Ainda que seja um incômodo breve, a dor de cabeça por sorvete é um campo fértil para pesquisas sobre o limiar da dor e os mecanismos de defesa do sistema nervoso. O fenômeno mostra que o corpo humano é extremamente sensível a variações térmicas e que, mesmo em algo trivial como tomar um sorvete, há uma complexa rede de respostas neurológicas em ação.

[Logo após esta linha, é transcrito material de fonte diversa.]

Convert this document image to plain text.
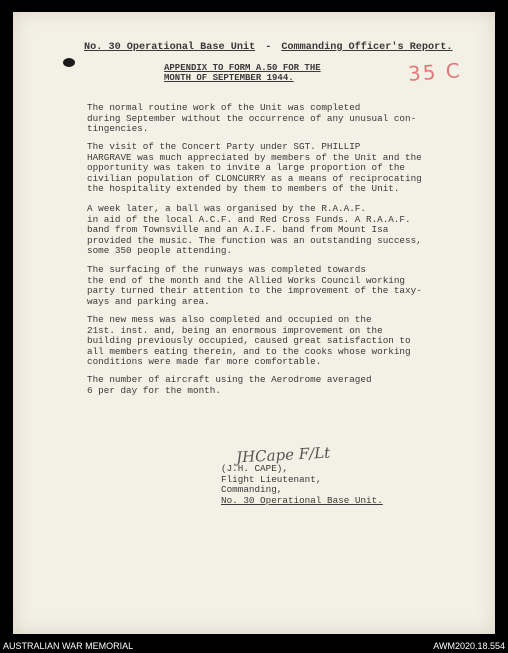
No. 30 Operational Base Unit - Commanding Officer's Report.
APPENDIX TO FORM A.50 FOR THE
MONTH OF SEPTEMBER 1944.	35 C
The normal routine work of the Unit was completed
during September without the occurrence of any unusual con-
tingencies.
The visit of the Concert Party under SGT. PHILLIP
HARGRAVE was much appreciated by members of the Unit and the
opportunity was taken to invite a large proportion of the
civilian population of CLONCURRY as a means of reciprocating
the hospitality extended by them to members of the Unit.
A week later, a ball was organised by the R.A.A.F.
in aid of the local A.C.F. and Red Cross Funds. A R.A.A.F.
band from Townsville and an A.I.F. band from Mount Isa
provided the music. The function was an outstanding success,
some 350 people attending.
The surfacing of the runways was completed towards
the end of the month and the Allied Works Council working
party turned their attention to the improvement of the taxy-
ways and parking area.
The new mess was also completed and occupied on the
21st. inst. and, being an enormous improvement on the
building previously occupied, caused great satisfaction to
all members eating therein, and to the cooks whose working
conditions were made far more comfortable.
The number of aircraft using the Aerodrome averaged
6 per day for the month.
JHCape F/Lt
(J.H. CAPE),
Flight Lieutenant,
Commanding,
No. 30 Operational Base Unit.
AUSTRALIAN WAR MEMORIAL	AWM2020.18.554
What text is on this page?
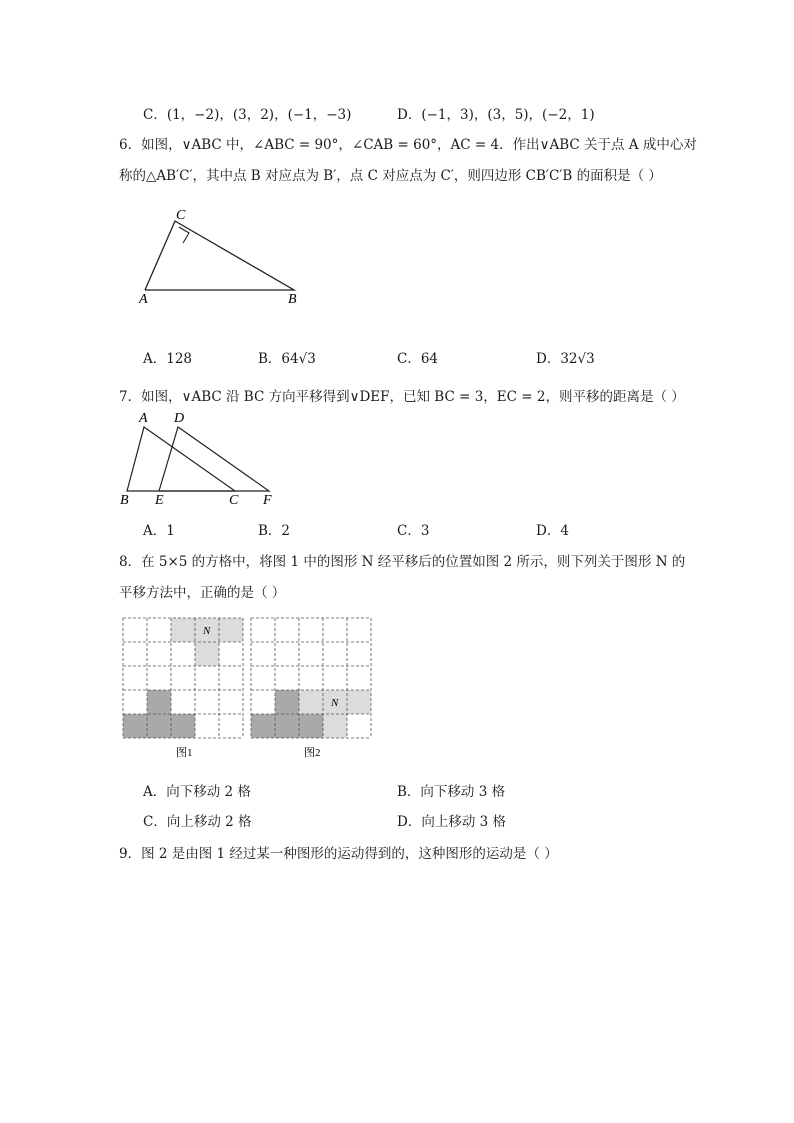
C．(1，−2)，(3，2)，(−1，−3)	D．(−1，3)，(3，5)，(−2，1)
6．如图，∨ABC 中，∠ABC = 90°，∠CAB = 60°，AC = 4．作出∨ABC 关于点 A 成中心对
称的△AB′C′，其中点 B 对应点为 B′，点 C 对应点为 C′，则四边形 CB′C′B 的面积是（ ）
C
A	B
A．128	B．64√3	C．64	D．32√3
7．如图，∨ABC 沿 BC 方向平移得到∨DEF，已知 BC = 3，EC = 2，则平移的距离是（ ）
A D
B E	C F
A．1	B．2	C．3	D．4
8．在 5×5 的方格中，将图 1 中的图形 N 经平移后的位置如图 2 所示，则下列关于图形 N 的
平移方法中，正确的是（ ）
N
图1
N
图2
A．向下移动 2 格	B．向下移动 3 格
C．向上移动 2 格	D．向上移动 3 格
9．图 2 是由图 1 经过某一种图形的运动得到的，这种图形的运动是（ ）
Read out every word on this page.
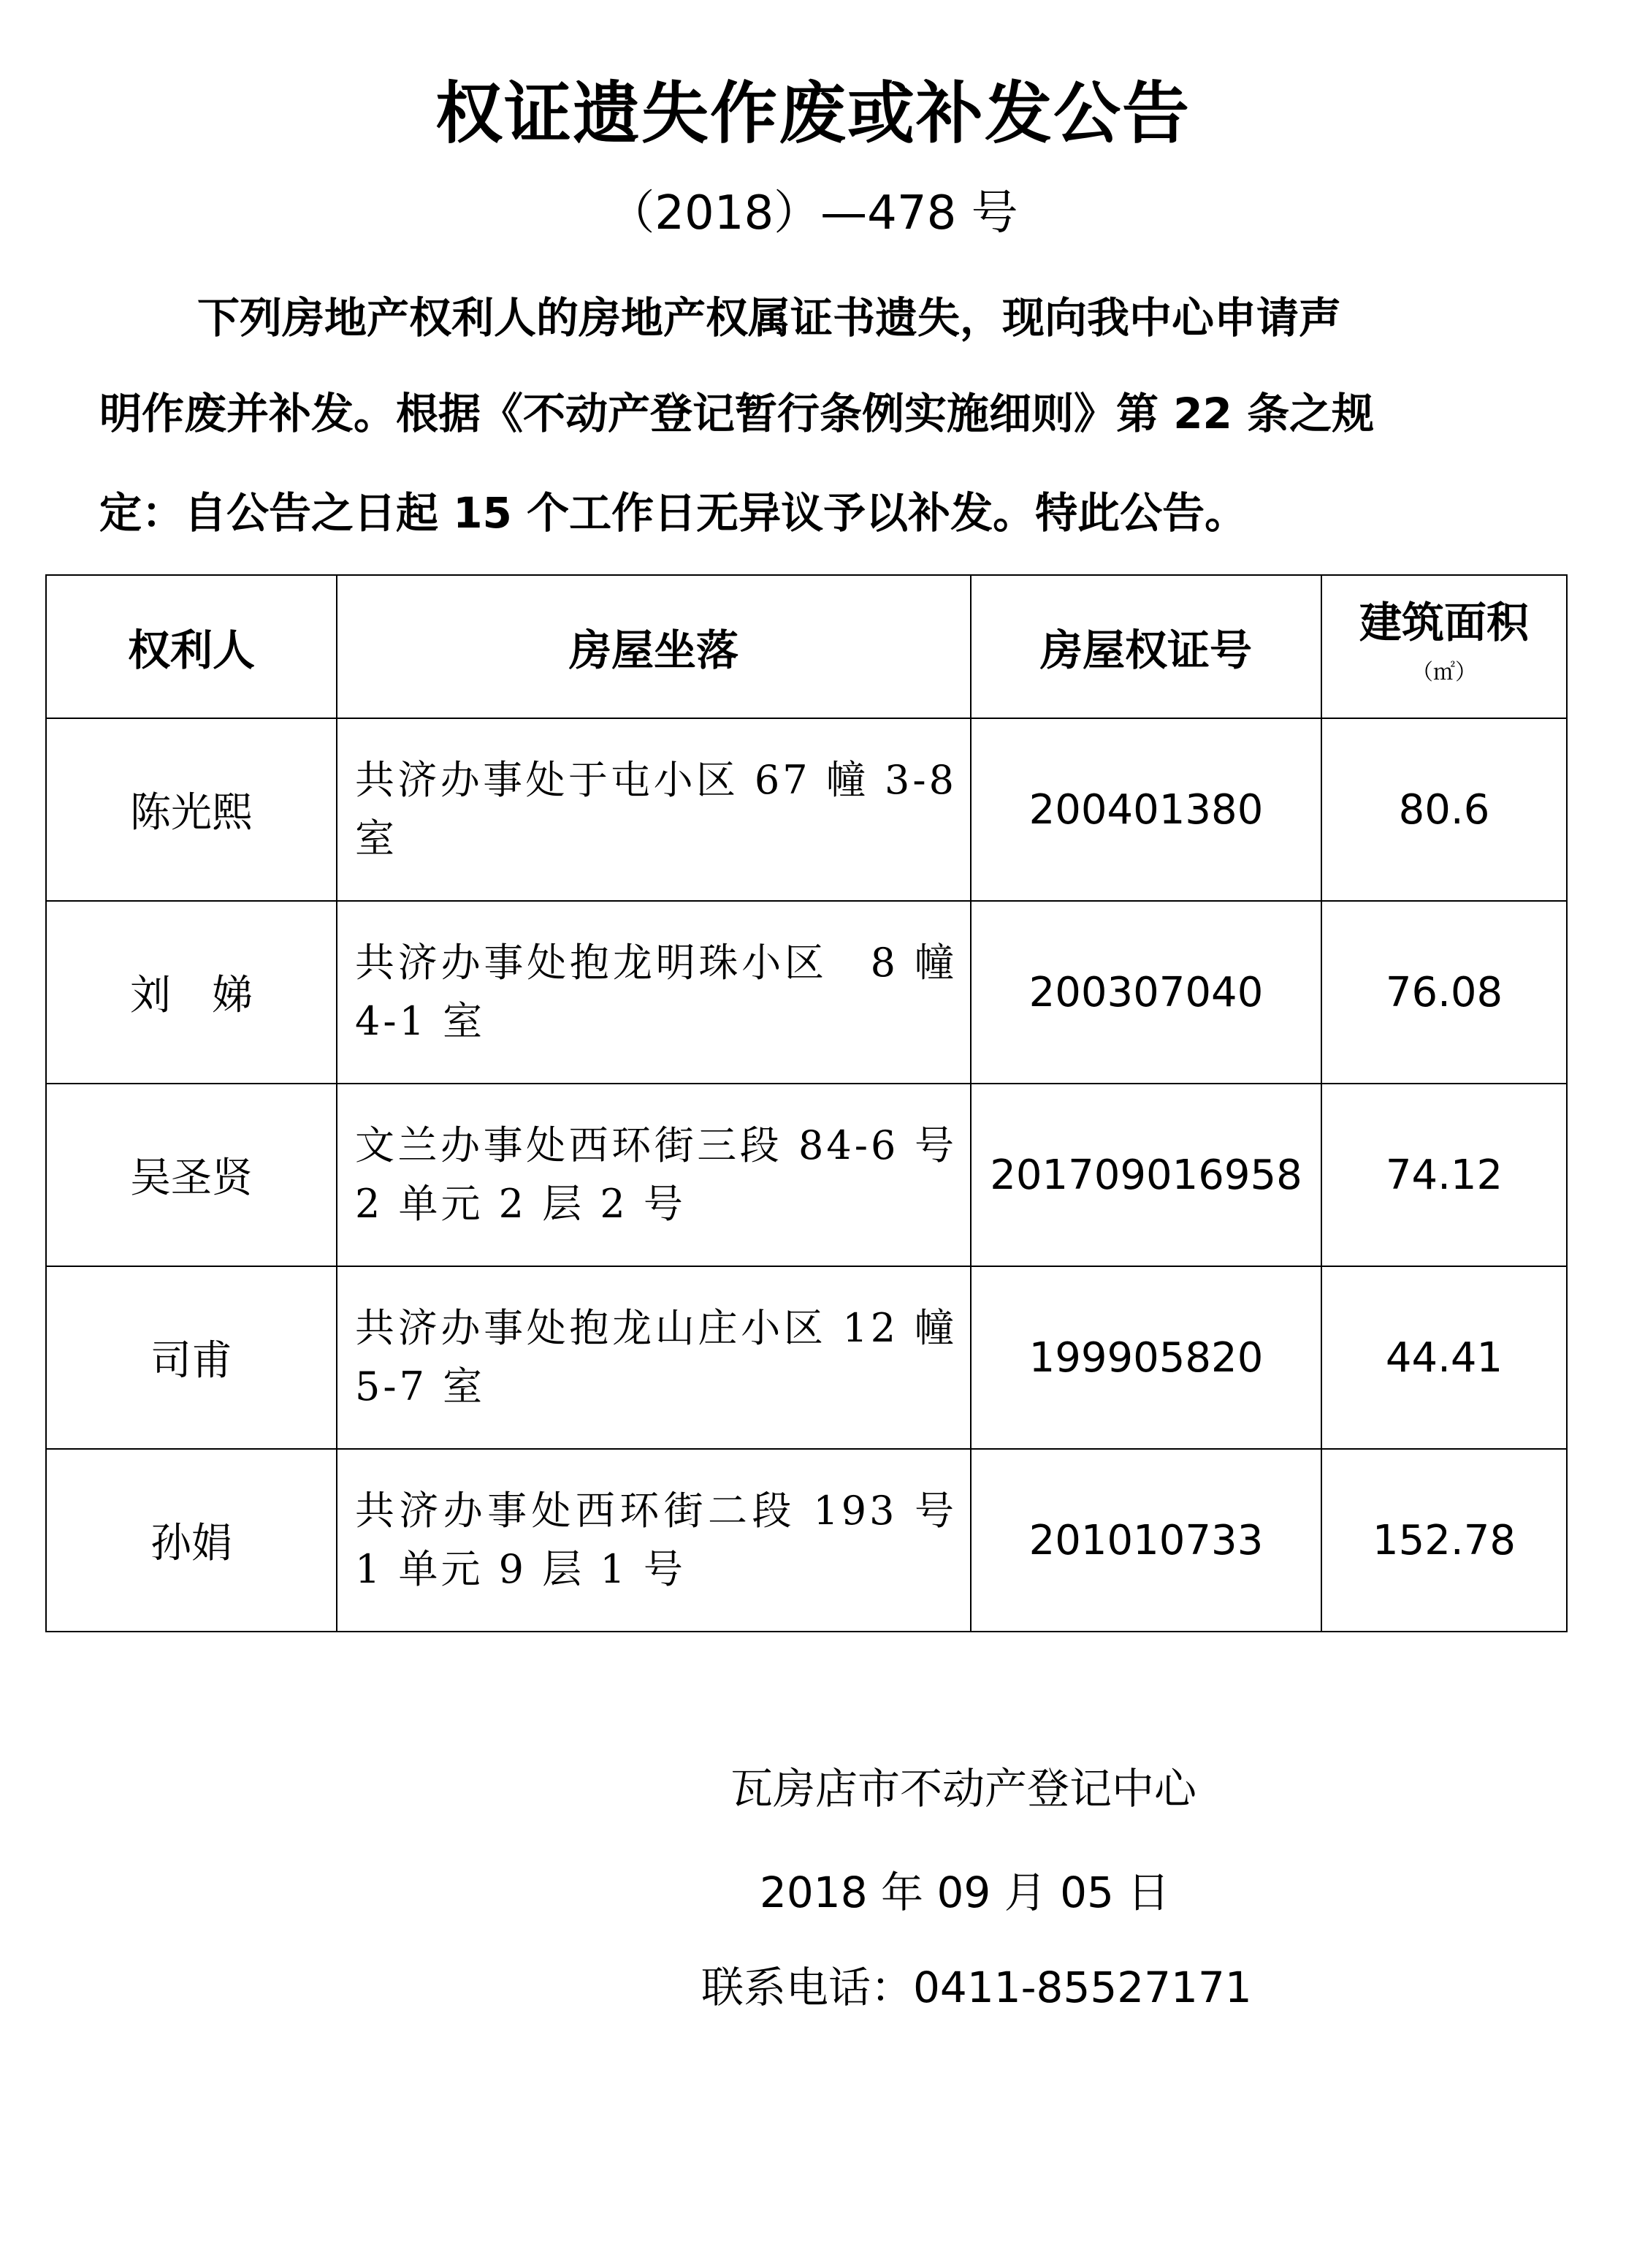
权证遗失作废或补发公告
（2018）—478 号
下列房地产权利人的房地产权属证书遗失，现向我中心申请声
明作废并补发。根据《不动产登记暂行条例实施细则》第 22 条之规
定：自公告之日起 15 个工作日无异议予以补发。特此公告。
权利人	房屋坐落	房屋权证号	建筑面积
（㎡）

陈光熙	共济办事处于屯小区 67 幢 3-8 室	200401380	80.6
刘　娣	共济办事处抱龙明珠小区　8 幢 4-1 室	200307040	76.08
吴圣贤	文兰办事处西环街三段 84-6 号 2 单元 2 层 2 号	201709016958	74.12
司甫	共济办事处抱龙山庄小区 12 幢 5-7 室	199905820	44.41
孙娟	共济办事处西环街二段 193 号 1 单元 9 层 1 号	201010733	152.78
瓦房店市不动产登记中心
2018 年 09 月 05 日
联系电话：0411-85527171
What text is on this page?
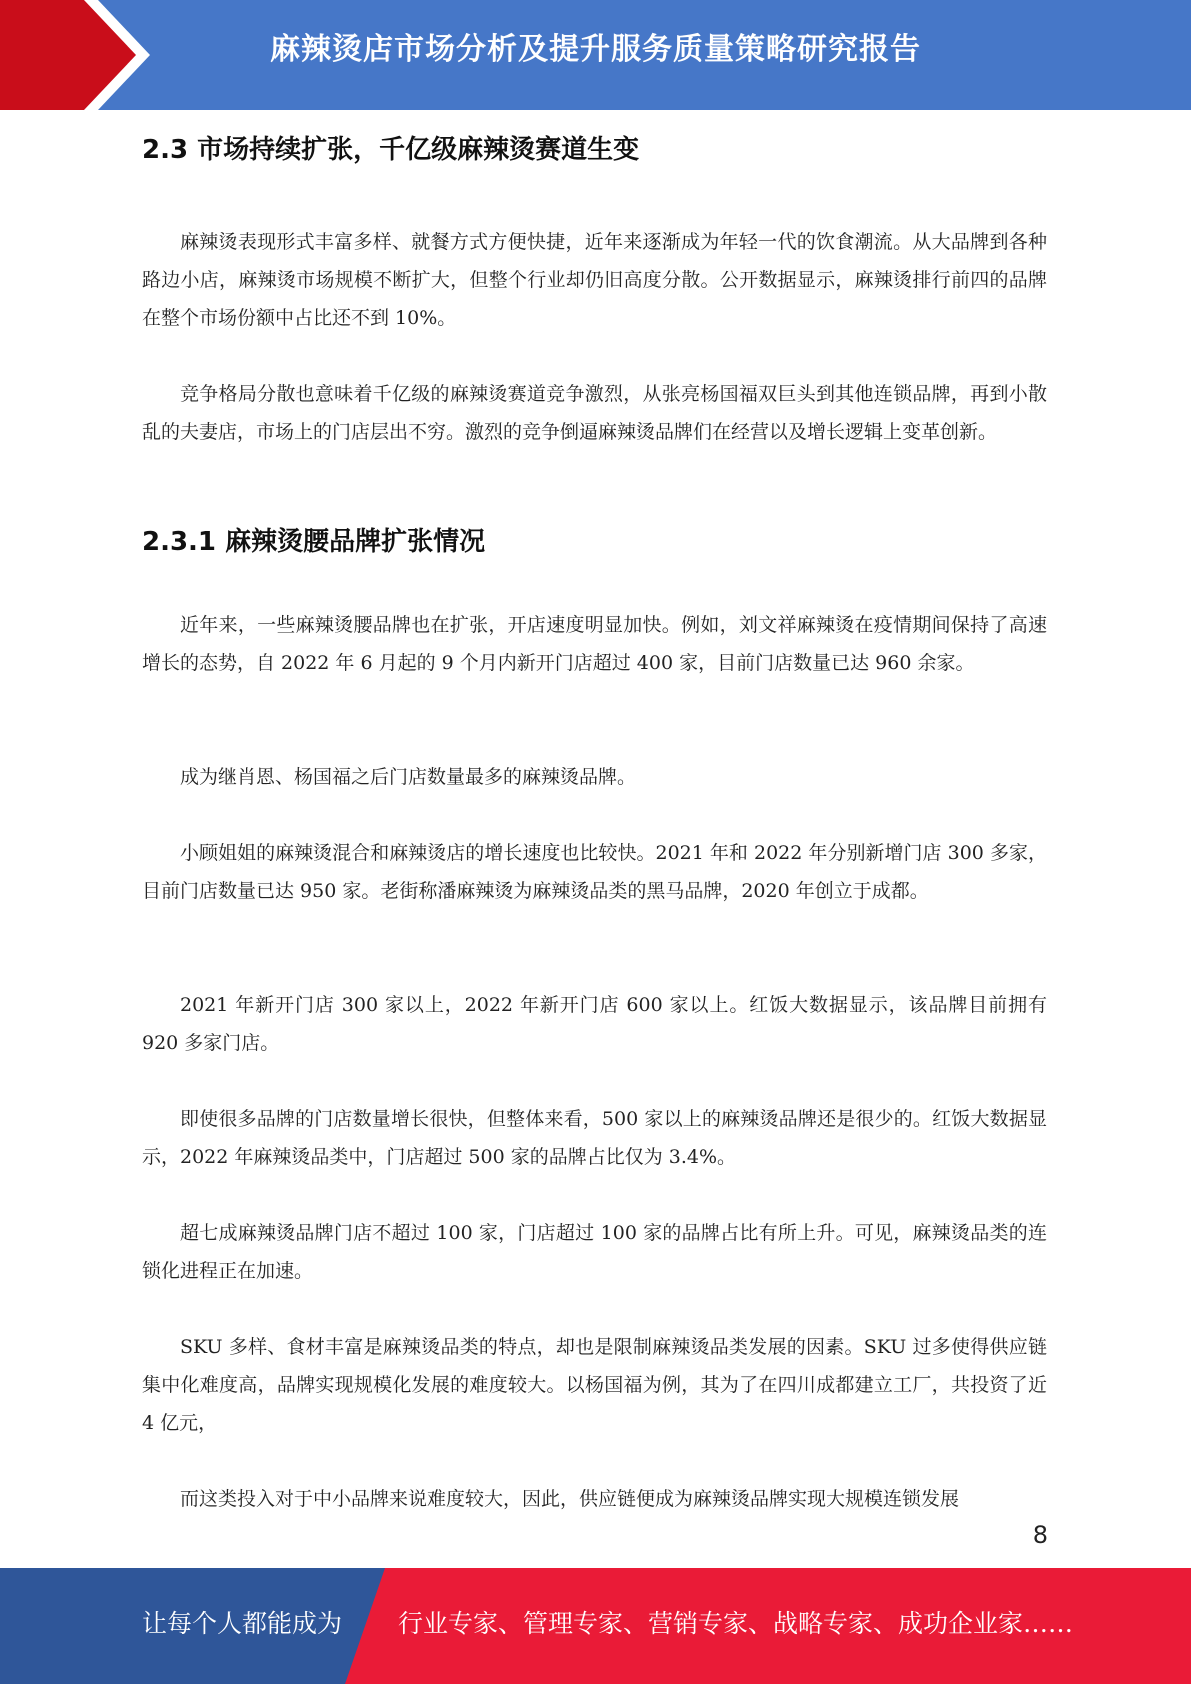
麻辣烫店市场分析及提升服务质量策略研究报告
2.3 市场持续扩张，千亿级麻辣烫赛道生变

麻辣烫表现形式丰富多样、就餐方式方便快捷，近年来逐渐成为年轻一代的饮食潮流。从大品牌到各种路边小店，麻辣烫市场规模不断扩大，但整个行业却仍旧高度分散。公开数据显示，麻辣烫排行前四的品牌在整个市场份额中占比还不到 10%。

竞争格局分散也意味着千亿级的麻辣烫赛道竞争激烈，从张亮杨国福双巨头到其他连锁品牌，再到小散乱的夫妻店，市场上的门店层出不穷。激烈的竞争倒逼麻辣烫品牌们在经营以及增长逻辑上变革创新。

2.3.1 麻辣烫腰品牌扩张情况

近年来，一些麻辣烫腰品牌也在扩张，开店速度明显加快。例如，刘文祥麻辣烫在疫情期间保持了高速增长的态势，自 2022 年 6 月起的 9 个月内新开门店超过 400 家，目前门店数量已达 960 余家。

成为继肖恩、杨国福之后门店数量最多的麻辣烫品牌。

小顾姐姐的麻辣烫混合和麻辣烫店的增长速度也比较快。2021 年和 2022 年分别新增门店 300 多家，目前门店数量已达 950 家。老街称潘麻辣烫为麻辣烫品类的黑马品牌，2020 年创立于成都。

2021 年新开门店 300 家以上，2022 年新开门店 600 家以上。红饭大数据显示，该品牌目前拥有 920 多家门店。

即使很多品牌的门店数量增长很快，但整体来看，500 家以上的麻辣烫品牌还是很少的。红饭大数据显示，2022 年麻辣烫品类中，门店超过 500 家的品牌占比仅为 3.4%。

超七成麻辣烫品牌门店不超过 100 家，门店超过 100 家的品牌占比有所上升。可见，麻辣烫品类的连锁化进程正在加速。

SKU 多样、食材丰富是麻辣烫品类的特点，却也是限制麻辣烫品类发展的因素。SKU 过多使得供应链集中化难度高，品牌实现规模化发展的难度较大。以杨国福为例，其为了在四川成都建立工厂，共投资了近 4 亿元，

而这类投入对于中小品牌来说难度较大，因此，供应链便成为麻辣烫品牌实现大规模连锁发展

8
让每个人都能成为 行业专家、管理专家、营销专家、战略专家、成功企业家……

Na imensa maioria dos casos, o brain freeze é inofensivo e autolimitado. Mas há registros raros de reações extremas. Um caso descrito no American Journal of Forensic Medicine and Pathology em 1999 relatou que um jovem desmaiou após beber água muito fria. Os médicos apontaram a possibilidade de um reflexo vagal intenso, uma resposta autonômica descontrolada ao frio, e não uma cefaleia clássica.

Felizmente, o desconforto pode ser evitado com medidas simples. Beber ou comer lentamente é a forma mais eficaz de prevenir o estímulo súbito que aciona o nervo trigêmeo. Evitar que o alimento frio toque diretamente o palato também ajuda — o uso de canudo, por exemplo, reduz o contato com a área mais sensível. E se a dor já começou, pressionar a língua contra o céu da boca pode restabelecer a temperatura e aliviar o incômodo rapidamente.

Assim, a próxima vez que o sorvete “congelar” a testa, lembre-se: não é apenas uma reação passageira. É o seu sistema nervoso simulando, em segundos, um mecanismo que cientistas tentam compreender há décadas — um lembrete curioso de que até os prazeres mais simples do verão escondem complexos reflexos do cérebro humano.